Já pensou que, quando enganado por uma ilusão ótica, sua visão foi alterada de alguma forma? Pois não foi. Uma ilusão é a diferença entre o que os olhos veem e o cérebro entende.

Essa função da visão é estudada há anos por profissionais de marketing e psicologia. Alguns sugerem que ela tem um papel na sua percepção atual da pandemia.

A ilusão de White é criada utilizando padrões de luz e escuridão

Uma das primeiras ilusões utilizadas em testes é conhecida como Ilusão de White. Michael White, da universidade de Adelaide, Australia, estava lendo um livro em 1976 no qual o desenho de um aluno do terceiro ano do segundo grau foi publicado.

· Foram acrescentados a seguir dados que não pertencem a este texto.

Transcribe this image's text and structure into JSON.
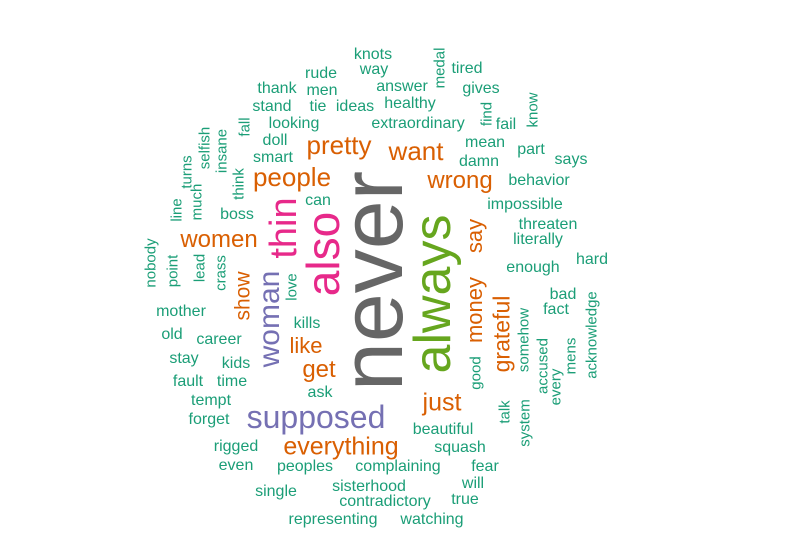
{
  "palette": {
    "green": "#1b9e77",
    "orange": "#d95f02",
    "purple": "#7570b3",
    "pink": "#e7298a",
    "lime": "#66a61e",
    "gray": "#666666"
  },
  "words": [
    "never",
    "always",
    "also",
    "thin",
    "supposed",
    "woman",
    "women",
    "people",
    "pretty",
    "want",
    "wrong",
    "everything",
    "just",
    "grateful",
    "money",
    "say",
    "get",
    "like",
    "show",
    "knots",
    "way",
    "medal",
    "tired",
    "rude",
    "thank",
    "men",
    "answer",
    "gives",
    "stand",
    "tie",
    "ideas",
    "healthy",
    "find",
    "know",
    "fall",
    "looking",
    "extraordinary",
    "fail",
    "turns",
    "selfish",
    "insane",
    "doll",
    "mean",
    "part",
    "smart",
    "damn",
    "says",
    "much",
    "think",
    "behavior",
    "line",
    "can",
    "impossible",
    "boss",
    "threaten",
    "nobody",
    "literally",
    "point",
    "lead",
    "crass",
    "hard",
    "enough",
    "love",
    "bad",
    "acknowledge",
    "mother",
    "fact",
    "kills",
    "old",
    "career",
    "somehow",
    "stay",
    "kids",
    "mens",
    "good",
    "accused",
    "every",
    "fault",
    "time",
    "ask",
    "tempt",
    "talk",
    "forget",
    "system",
    "beautiful",
    "rigged",
    "squash",
    "even",
    "peoples",
    "complaining",
    "fear",
    "will",
    "single",
    "sisterhood",
    "contradictory",
    "true",
    "representing",
    "watching"
  ]
}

Ele tinha elementos de preto, branco e cinza que aparentavam ter diferentes tons de luz e escuridão.

Ele ficou intrigado com o efeito e começou a explorá-lo, descobrindo que quando faixas de cinza substituíam o preto ou o branco, o brilho parecia mudar. Isso é uma ilusão ótica. Versões coloridas da ilusão foram publicadas pelo psicólogo Hans Munker em 1970 e ficaram conhecidas como a Ilusão de Munker.

Com esse truque, as cores podem mudar diante dos seus olhos. E isso funciona mesmo quando você está ciente do mecanismo envolvido. A ilusão funciona graças a percepção de cor do cérebro. Tanto a versão de White quanto a de Munker envolvem três cores.

Uma cor cobre o fundo, a segunda oferece formas e a terceira forma barras por toda a imagem. Em uma imagem, o fundo é escuro e as barras são claras, o que é revertido na imagem seguinte. A cor da forma não muda, mas parece ter mudado. Mesmo que você saiba o truque e o veja acontecer diante dos seus olhos, a alteração ainda acontece.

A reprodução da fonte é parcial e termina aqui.